Ms De Groen was employed as a teacher in an ultra-orthodox Jewish nursery run by Gan Menachem Hendon Ltd. At a work-related barbeque organised by the synagogue, Ms De Groen’s boyfriend disclosed to one of the Nursery’s Directors that they were co-habiting outside of marriage. Over a month later, Ms De Groen was summoned to an impromptu meeting with the Headteacher and Managing Director of the Nursery and informed that whilst her private life was of no direct concern; the new information risked damaging the Nursery’s reputation in the eyes of the parents as co-habiting outside of marriage was in direct contravention of ultra-orthodox Chabad principles. It was then suggested that a potential solution would be for Ms De Groen to publically “confirm” that she did not live with her boyfriend to alleviate the parents’ concerns. Having refused to lie, Ms De Groen was later invited to attend a formal disciplinary hearing before being dismissed for “acting in contravention of the nursery’s culture, ethos and religious beliefs” and damaging the nursery’s reputation. Ms de Groen brought claims for both direct and indirect discrimination on the grounds of sex, religion and belief.

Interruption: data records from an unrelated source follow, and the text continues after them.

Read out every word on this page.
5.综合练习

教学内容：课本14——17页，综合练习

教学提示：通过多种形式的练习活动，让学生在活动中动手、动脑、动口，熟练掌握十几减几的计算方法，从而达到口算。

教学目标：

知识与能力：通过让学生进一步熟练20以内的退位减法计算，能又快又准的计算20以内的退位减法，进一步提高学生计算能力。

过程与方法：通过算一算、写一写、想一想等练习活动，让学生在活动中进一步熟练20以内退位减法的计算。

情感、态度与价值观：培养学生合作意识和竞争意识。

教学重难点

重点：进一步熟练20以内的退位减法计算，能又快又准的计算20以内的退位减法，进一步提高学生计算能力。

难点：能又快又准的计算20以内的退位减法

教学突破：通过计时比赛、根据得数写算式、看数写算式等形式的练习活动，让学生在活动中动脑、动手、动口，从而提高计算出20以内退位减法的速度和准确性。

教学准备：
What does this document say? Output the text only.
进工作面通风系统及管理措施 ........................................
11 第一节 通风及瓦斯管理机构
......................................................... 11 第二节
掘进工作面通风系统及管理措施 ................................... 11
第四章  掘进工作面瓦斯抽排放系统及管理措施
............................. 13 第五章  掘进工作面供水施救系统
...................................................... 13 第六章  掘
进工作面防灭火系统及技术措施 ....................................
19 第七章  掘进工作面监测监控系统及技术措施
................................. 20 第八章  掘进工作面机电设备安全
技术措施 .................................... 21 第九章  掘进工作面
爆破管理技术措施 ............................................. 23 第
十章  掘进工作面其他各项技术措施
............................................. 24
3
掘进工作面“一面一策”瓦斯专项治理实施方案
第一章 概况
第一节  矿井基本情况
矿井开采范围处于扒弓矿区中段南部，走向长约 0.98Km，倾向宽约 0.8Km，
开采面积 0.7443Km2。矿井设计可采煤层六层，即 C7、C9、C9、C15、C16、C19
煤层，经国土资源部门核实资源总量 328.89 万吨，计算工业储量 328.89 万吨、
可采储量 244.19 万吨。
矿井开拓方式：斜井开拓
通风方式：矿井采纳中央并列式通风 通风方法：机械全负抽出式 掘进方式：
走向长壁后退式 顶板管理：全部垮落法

Whilst all of Ms De Groen’s claims were successful at first instance, the Employment Appeal Tribunal only upheld her claims in relation to harassment and sex discrimination on appeal. Applying Lady Hale’s Supreme Court judgment in Lee v Ashers Baking Company Ltd, the Employment Appeal Tribunal held that less favourable treatment because of the beliefs of the employer is not enough to make out a direct religious or belief discrimination case because the employer is acting on their own religious (or political) beliefs and would behave in the same way towards any person regardless of their religion. In this scenario, therefore, the nursery would have dismissed any employee for co-habiting outside of marriage regardless of their religious beliefs (or lack of). Ms De Groen also failed in her indirect discrimination claim as no formal policy requiring her “to make a dishonest statement about [her] relationship and/or private life in order to remain employed” had been put in place – it was just an ad hoc decision.
An interesting point from the case is that the Employment Appeal Tribunal confirmed that religious discrimination can apply where both parties are of the same religion (but with differing religious beliefs). The principles in Lee v Ashers are still relatively new and employers should therefore still exercise caution in dismissing any employees on the basis of the business owners’ religious or other beliefs, particularly as there is no cap on the level of awards in discrimination claims.